アップル元社員語る「過酷な社内政治とクレイジーな要求」

――アップルは、リスクを厭わないということでしょうか?

松井 私はアップルに勤めていて、「これが失敗したら次はどうなるのだろう」と思ったことが、たびたびありました。「気が狂ってる」と思うことも何回かありました。ジョブズは蛮勇といってもいいような勇気をもって、商品のかたちをまったく変えてしまう。iPadにしたって、タブレット型のコンピュータというのは、これ以前にもあったわけです。ですが成功例はただのひとつもなかった。
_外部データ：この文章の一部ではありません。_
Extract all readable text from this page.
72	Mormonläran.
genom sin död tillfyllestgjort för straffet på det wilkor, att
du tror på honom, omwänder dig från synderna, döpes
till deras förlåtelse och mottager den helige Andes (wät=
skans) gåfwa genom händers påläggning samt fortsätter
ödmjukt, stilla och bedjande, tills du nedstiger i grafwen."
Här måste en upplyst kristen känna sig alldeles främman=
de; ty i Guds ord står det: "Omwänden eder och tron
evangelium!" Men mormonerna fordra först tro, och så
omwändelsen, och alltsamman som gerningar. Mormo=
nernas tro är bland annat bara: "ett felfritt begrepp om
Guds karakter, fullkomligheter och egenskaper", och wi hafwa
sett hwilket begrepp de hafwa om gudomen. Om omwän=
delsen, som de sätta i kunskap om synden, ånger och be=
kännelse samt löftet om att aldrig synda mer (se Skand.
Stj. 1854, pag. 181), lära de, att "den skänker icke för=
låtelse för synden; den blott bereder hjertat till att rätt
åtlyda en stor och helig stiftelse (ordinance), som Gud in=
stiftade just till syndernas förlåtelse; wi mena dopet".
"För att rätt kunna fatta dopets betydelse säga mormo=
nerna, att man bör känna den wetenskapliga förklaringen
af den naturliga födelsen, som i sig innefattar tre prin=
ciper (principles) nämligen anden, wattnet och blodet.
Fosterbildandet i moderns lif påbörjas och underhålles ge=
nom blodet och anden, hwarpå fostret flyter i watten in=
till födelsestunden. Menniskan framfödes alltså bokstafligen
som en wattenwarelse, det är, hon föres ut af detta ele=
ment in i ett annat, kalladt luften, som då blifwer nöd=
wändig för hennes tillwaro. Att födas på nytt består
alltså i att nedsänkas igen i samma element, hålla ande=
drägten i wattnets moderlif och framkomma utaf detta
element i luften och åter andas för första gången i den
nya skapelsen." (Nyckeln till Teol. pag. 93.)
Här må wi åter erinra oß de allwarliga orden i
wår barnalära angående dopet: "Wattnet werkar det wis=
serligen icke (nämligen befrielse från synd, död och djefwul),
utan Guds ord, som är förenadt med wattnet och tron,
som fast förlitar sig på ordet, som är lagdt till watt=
そこで、「よし、やってやろう」となる。創業者だからできたのかもしれませんが、日本企業は勇気が足りない感じがしますね。

潰れかけていたアップル

――松井さんがアップルに入社されたのは、業績が低迷していた頃ですね。

松井 相当ひどかったです。もうめちゃくちゃ。悪循環に完全にハマっていて、製品がダメでバグだらけ。雑誌にもバンバン叩かれる。社員のプライドは低くなるし、いい人材は辞めてしまう。類は友を呼ぶで、代わりにしょうもないヤツが入ってくる。試作機が消える。備品がなくなる。その劣化ぶりも見事で、日本人だったらもうちょっとマジメにやるだろと思うくらい。自著で書いたのも本当のことばかりで、恥ずかし過ぎて書いてない内容もありますが、とにかく衝撃でしたね。漫画のような世界でした。
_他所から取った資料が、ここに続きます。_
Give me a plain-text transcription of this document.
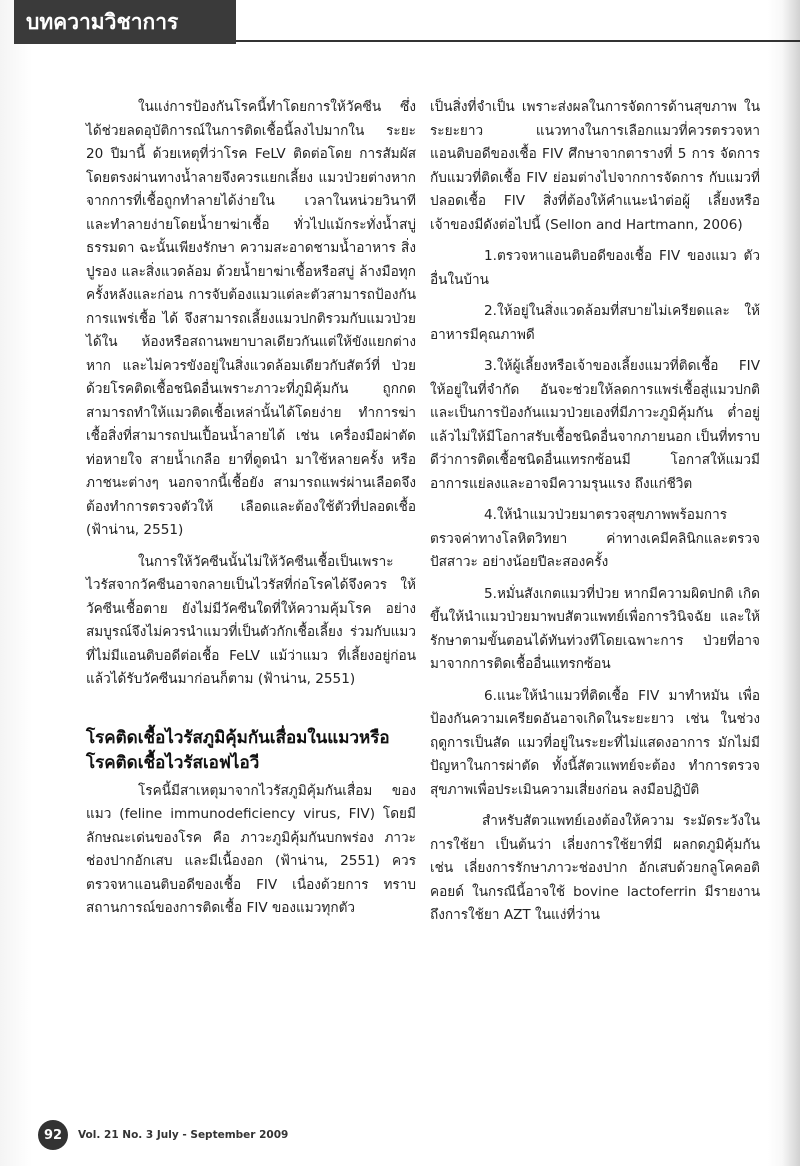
บทความวิชาการ

ในแง่การป้องกันโรคนี้ทำโดยการให้วัคซีน ซึ่งได้ช่วยลดอุบัติการณ์ในการติดเชื้อนี้ลงไปมากใน ระยะ 20 ปีมานี้ ด้วยเหตุที่ว่าโรค FeLV ติดต่อโดย การสัมผัสโดยตรงผ่านทางน้ำลายจึงควรแยกเลี้ยง แมวป่วยต่างหาก จากการที่เชื้อถูกทำลายได้ง่ายใน เวลาในหน่วยวินาที และทำลายง่ายโดยน้ำยาฆ่าเชื้อ ทั่วไปแม้กระทั่งน้ำสบู่ธรรมดา ฉะนั้นเพียงรักษา ความสะอาดชามน้ำอาหาร สิ่งปูรอง และสิ่งแวดล้อม ด้วยน้ำยาฆ่าเชื้อหรือสบู่ ล้างมือทุกครั้งหลังและก่อน การจับต้องแมวแต่ละตัวสามารถป้องกันการแพร่เชื้อ ได้ จึงสามารถเลี้ยงแมวปกติรวมกับแมวป่วยได้ใน ห้องหรือสถานพยาบาลเดียวกันแต่ให้ขังแยกต่าง หาก และไม่ควรขังอยู่ในสิ่งแวดล้อมเดียวกับสัตว์ที่ ป่วยด้วยโรคติดเชื้อชนิดอื่นเพราะภาวะที่ภูมิคุ้มกัน ถูกกดสามารถทำให้แมวติดเชื้อเหล่านั้นได้โดยง่าย ทำการฆ่าเชื้อสิ่งที่สามารถปนเปื้อนน้ำลายได้ เช่น เครื่องมือผ่าตัด ท่อหายใจ สายน้ำเกลือ ยาที่ดูดนำ มาใช้หลายครั้ง หรือภาชนะต่างๆ นอกจากนี้เชื้อยัง สามารถแพร่ผ่านเลือดจึงต้องทำการตรวจตัวให้ เลือดและต้องใช้ตัวที่ปลอดเชื้อ (ฟ้าน่าน, 2551)

ในการให้วัคซีนนั้นไม่ให้วัคซีนเชื้อเป็นเพราะ ไวรัสจากวัคซีนอาจกลายเป็นไวรัสที่ก่อโรคได้จึงควร ให้วัคซีนเชื้อตาย ยังไม่มีวัคซีนใดที่ให้ความคุ้มโรค อย่างสมบูรณ์จึงไม่ควรนำแมวที่เป็นตัวกักเชื้อเลี้ยง ร่วมกับแมวที่ไม่มีแอนติบอดีต่อเชื้อ FeLV แม้ว่าแมว ที่เลี้ยงอยู่ก่อนแล้วได้รับวัคซีนมาก่อนก็ตาม (ฟ้าน่าน, 2551)

โรคติดเชื้อไวรัสภูมิคุ้มกันเสื่อมในแมวหรือ โรคติดเชื้อไวรัสเอฟไอวี

โรคนี้มีสาเหตุมาจากไวรัสภูมิคุ้มกันเสื่อม ของแมว (feline immunodeficiency virus, FIV) โดยมีลักษณะเด่นของโรค คือ ภาวะภูมิคุ้มกันบกพร่อง ภาวะช่องปากอักเสบ และมีเนื้องอก (ฟ้าน่าน, 2551) ควรตรวจหาแอนติบอดีของเชื้อ FIV เนื่องด้วยการ ทราบสถานการณ์ของการติดเชื้อ FIV ของแมวทุกตัว

เป็นสิ่งที่จำเป็น เพราะส่งผลในการจัดการด้านสุขภาพ ในระยะยาว แนวทางในการเลือกแมวที่ควรตรวจหา แอนติบอดีของเชื้อ FIV ศึกษาจากตารางที่ 5 การ จัดการกับแมวที่ติดเชื้อ FIV ย่อมต่างไปจากการจัดการ กับแมวที่ปลอดเชื้อ FIV สิ่งที่ต้องให้คำแนะนำต่อผู้ เลี้ยงหรือเจ้าของมีดังต่อไปนี้ (Sellon and Hartmann, 2006)

1.ตรวจหาแอนติบอดีของเชื้อ FIV ของแมว ตัวอื่นในบ้าน

2.ให้อยู่ในสิ่งแวดล้อมที่สบายไม่เครียดและ ให้อาหารมีคุณภาพดี

3.ให้ผู้เลี้ยงหรือเจ้าของเลี้ยงแมวที่ติดเชื้อ FIV ให้อยู่ในที่จำกัด อันจะช่วยให้ลดการแพร่เชื้อสู่แมวปกติ และเป็นการป้องกันแมวป่วยเองที่มีภาวะภูมิคุ้มกัน ต่ำอยู่แล้วไม่ให้มีโอกาสรับเชื้อชนิดอื่นจากภายนอก เป็นที่ทราบดีว่าการติดเชื้อชนิดอื่นแทรกซ้อนมี โอกาสให้แมวมีอาการแย่ลงและอาจมีความรุนแรง ถึงแก่ชีวิต

4.ให้นำแมวป่วยมาตรวจสุขภาพพร้อมการ ตรวจค่าทางโลหิตวิทยา ค่าทางเคมีคลินิกและตรวจ ปัสสาวะ อย่างน้อยปีละสองครั้ง

5.หมั่นสังเกตแมวที่ป่วย หากมีความผิดปกติ เกิดขึ้นให้นำแมวป่วยมาพบสัตวแพทย์เพื่อการวินิจฉัย และให้รักษาตามขั้นตอนได้ทันท่วงทีโดยเฉพาะการ ป่วยที่อาจมาจากการติดเชื้ออื่นแทรกซ้อน

6.แนะให้นำแมวที่ติดเชื้อ FIV มาทำหมัน เพื่อป้องกันความเครียดอันอาจเกิดในระยะยาว เช่น ในช่วงฤดูการเป็นสัด แมวที่อยู่ในระยะที่ไม่แสดงอาการ มักไม่มีปัญหาในการผ่าตัด ทั้งนี้สัตวแพทย์จะต้อง ทำการตรวจสุขภาพเพื่อประเมินความเสี่ยงก่อน ลงมือปฏิบัติ

สำหรับสัตวแพทย์เองต้องให้ความ ระมัดระวังในการใช้ยา เป็นต้นว่า เลี่ยงการใช้ยาที่มี ผลกดภูมิคุ้มกัน เช่น เลี่ยงการรักษาภาวะช่องปาก อักเสบด้วยกลูโคคอติคอยด์ ในกรณีนี้อาจใช้ bovine lactoferrin มีรายงานถึงการใช้ยา AZT ในแง่ที่ว่าน

92	Vol. 21 No. 3 July - September 2009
――そこからどうやって組織が変わっていったのですか?

松井 ジョブズが戻ってきたことが一番大きいのですが、まずギル・アメリオ(元アップルCEO)が大ナタを振るったんです。当時社員が1 万5000人くらいいたと思いますが、大きなレイオフを2回して、社員を半分くらいに減らしたんです。それまで何も生んでいないただのお荷物みたいだった人たちが、きれいに整理された。儲かっていない事業もバンバンやめた。そうやって膿を出し、視界が広がりました。その後、アップルがネクストを買って、ジョブズが戻ってきた。彼はもっと徹底していました。